E não foi por causa da sua posição como homem de fé.
Nesse ponto, gostaria de acreditar que o senhor e eu temos muito em comum, como
evangélico e católico, respectivamente. (Foi-se o tempo em que papistas e
calvinistas cortavam as gargantas uns dos outros por causa de questiúnculas
teológicas, graças a Deus –embora haja gente por aí que adoraria ver esses
dias retornarem.)
O que me preocupa mesmo são duas outras coisas: seu
histórico de defesa do chamado Design Inteligente —um
criacionismo repaginado— como alternativa à teoria da evolução e, o que me soou
pior ainda, o tom do texto publicado no site da Capes assim que o senhor
assumiu suas novas atribuições, sob muitas críticas.
O texto fala, em seu nome, da importância da
“pluralidade de pensamento” e da “liberdade de cátedra”. Quem poderia ser
contra essas coisas, não é mesmo?

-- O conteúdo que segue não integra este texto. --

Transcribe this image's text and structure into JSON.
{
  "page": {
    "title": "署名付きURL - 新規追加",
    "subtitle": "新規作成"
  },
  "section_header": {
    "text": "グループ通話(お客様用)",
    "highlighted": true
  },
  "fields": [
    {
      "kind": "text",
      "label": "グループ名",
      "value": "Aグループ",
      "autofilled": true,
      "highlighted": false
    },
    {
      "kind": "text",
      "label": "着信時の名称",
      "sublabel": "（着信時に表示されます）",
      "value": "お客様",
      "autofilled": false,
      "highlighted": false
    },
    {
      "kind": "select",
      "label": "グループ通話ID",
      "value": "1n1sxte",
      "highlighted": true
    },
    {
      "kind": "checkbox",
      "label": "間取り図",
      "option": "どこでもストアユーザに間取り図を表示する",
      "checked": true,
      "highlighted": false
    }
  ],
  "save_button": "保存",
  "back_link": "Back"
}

Dizem, porém, que o Diabo mora nos detalhes
–ou, nesse caso, no subtexto do que está sendo dito.
Pluralidade de pensamento é ótimo, mas é também dever do
cristão (e de todo ser humano) procurar a Verdade com V maiúsculo. E isso me
leva a Galileu Galilei (1564-1642).
O sábio italiano, em seu diálogo (e, mais tarde,
confronto) com as autoridades religiosas, refinou a metáfora medieval dos
dois grandes Livros que nos guiam –as Escrituras, de um lado, e o Livro da
Natureza, de outro. A premissa por trás dessa ideia é que Deus não é mentiroso
(nisso decerto concordamos, mais uma vez), nem é mentirosa a nossa razão quando
buscamos ler ambos os livros de coração aberto.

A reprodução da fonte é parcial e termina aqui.